Ghanaische Delegation besucht Essen für kommunalen Fachaustausch und Demokratie-Dialog
Nadeshda SölzerGhanaische Delegation besucht Essen für kommunalen Fachaustausch und Demokratie-Dialog
Eine Delegation des Institute of Local Government Studies (ILGS) aus Ghana besuchte vom 8. bis 12. Dezember 2025 Essen. Ziel der Reise war es, die Zusammenarbeit zwischen ghanaischen und deutschen Fachleuten im Bereich der kommunalen Verwaltung zu vertiefen. Im Mittelpunkt der Gespräche standen Ausbildungsprogramme, Führungsentwicklung sowie demokratische Prozesse auf kommunaler Ebene.
Gastgeber des fünftägigen Austauschs war das Municipal Training Institute des städtischen Portals Our City. Die ghanaische Delegation wurde von Dr. Stephen Omari, dem akademischen Dekan des ILGS, und Dr. Hawa Mahama, Dozentin für öffentliche Verwaltung, angeführt. Zu den Terminen zählten Treffen mit der Essener Abteilung für Ausbildung und berufliche Weiterbildung, der Leadership Academy sowie dem lokalen Bildungsanbieter InOffice.
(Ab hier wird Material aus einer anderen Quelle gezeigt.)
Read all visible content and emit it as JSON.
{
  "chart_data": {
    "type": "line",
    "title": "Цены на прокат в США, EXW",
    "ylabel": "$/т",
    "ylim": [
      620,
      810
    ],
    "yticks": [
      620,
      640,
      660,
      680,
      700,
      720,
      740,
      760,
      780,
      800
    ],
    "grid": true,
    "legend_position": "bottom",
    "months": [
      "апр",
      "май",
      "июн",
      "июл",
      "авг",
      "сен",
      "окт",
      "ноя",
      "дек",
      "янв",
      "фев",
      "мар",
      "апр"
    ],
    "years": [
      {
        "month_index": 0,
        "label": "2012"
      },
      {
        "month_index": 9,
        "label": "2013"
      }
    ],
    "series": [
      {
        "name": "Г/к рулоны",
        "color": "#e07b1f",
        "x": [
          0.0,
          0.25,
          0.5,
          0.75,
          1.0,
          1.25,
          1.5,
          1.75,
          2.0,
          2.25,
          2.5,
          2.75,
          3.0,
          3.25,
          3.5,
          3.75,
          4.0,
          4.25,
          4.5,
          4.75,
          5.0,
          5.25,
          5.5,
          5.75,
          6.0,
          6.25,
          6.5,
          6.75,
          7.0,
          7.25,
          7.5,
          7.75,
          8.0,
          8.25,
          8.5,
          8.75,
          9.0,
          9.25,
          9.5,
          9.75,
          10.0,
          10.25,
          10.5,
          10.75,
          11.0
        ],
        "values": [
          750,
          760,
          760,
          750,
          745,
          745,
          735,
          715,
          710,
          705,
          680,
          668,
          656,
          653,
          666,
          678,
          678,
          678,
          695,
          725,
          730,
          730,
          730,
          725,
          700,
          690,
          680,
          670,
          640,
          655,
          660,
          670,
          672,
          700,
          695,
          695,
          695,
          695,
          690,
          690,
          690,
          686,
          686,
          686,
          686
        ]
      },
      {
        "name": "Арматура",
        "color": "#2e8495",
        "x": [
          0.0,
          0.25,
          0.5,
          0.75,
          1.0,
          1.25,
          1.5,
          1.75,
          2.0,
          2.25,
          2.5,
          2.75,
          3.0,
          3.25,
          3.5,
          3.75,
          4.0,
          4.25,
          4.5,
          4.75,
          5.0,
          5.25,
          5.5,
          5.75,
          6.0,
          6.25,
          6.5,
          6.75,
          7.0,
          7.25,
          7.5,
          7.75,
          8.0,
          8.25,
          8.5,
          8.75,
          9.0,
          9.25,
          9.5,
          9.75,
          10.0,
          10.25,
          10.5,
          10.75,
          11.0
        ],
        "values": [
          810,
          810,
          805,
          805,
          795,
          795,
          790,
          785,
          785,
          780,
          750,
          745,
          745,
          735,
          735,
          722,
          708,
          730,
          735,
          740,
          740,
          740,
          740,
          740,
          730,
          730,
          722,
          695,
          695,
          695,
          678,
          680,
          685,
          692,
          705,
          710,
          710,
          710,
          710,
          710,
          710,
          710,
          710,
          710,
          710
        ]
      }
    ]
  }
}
Themen-Schwerpunkte lagen auf Verwaltungsausbildung, Personalentwicklung und Strukturen der lokalen Demokratie. Zudem beschäftigte sich die Delegation mit der Geschichte und dem Wandel Essens und besuchte im Rahmen einer Führung das UNESCO-Welterbe Zeche Zollverein, die Villa Hügel sowie das Rathaus.
Die Reise knüpft an eine 2023 geschlossene Partnerschaft an und vertieft die seit über 20 Jahren bestehenden Beziehungen zwischen Nordrhein-Westfalen (NRW) und Ghana. Gefördert wurde der Austausch vom Bundesministerium für wirtschaftliche Zusammenarbeit und Entwicklung (BMZ) mit Unterstützung der Staatskanzlei NRW und der Servicestelle Kommunen in der Einen Welt.
Das ILGS, das dem ghanaischen Ministerium für lokale Regierung, Dezentralisierung und ländliche Entwicklung untersteht, spezialisiert sich auf die Ausbildung von Verwaltungsmitarbeitenden, die Entwicklung kommunaler Führungskräfte sowie auf Forschung zur Verbesserung der lokalen Regierungsführung im gesamten Land.
Der Austausch stärkte die Zusammenarbeit in der öffentlichen Verwaltung zwischen Ghana und Deutschland. Künftige Projekte sollen sich auf gemeinsame Herausforderungen in den Bereichen Ausbildung, Führung und demokratische Governance konzentrieren. Die Reise unterstrich zudem Essens Rolle als Zentrum für kommunales Fachwissen und historische Einblicke.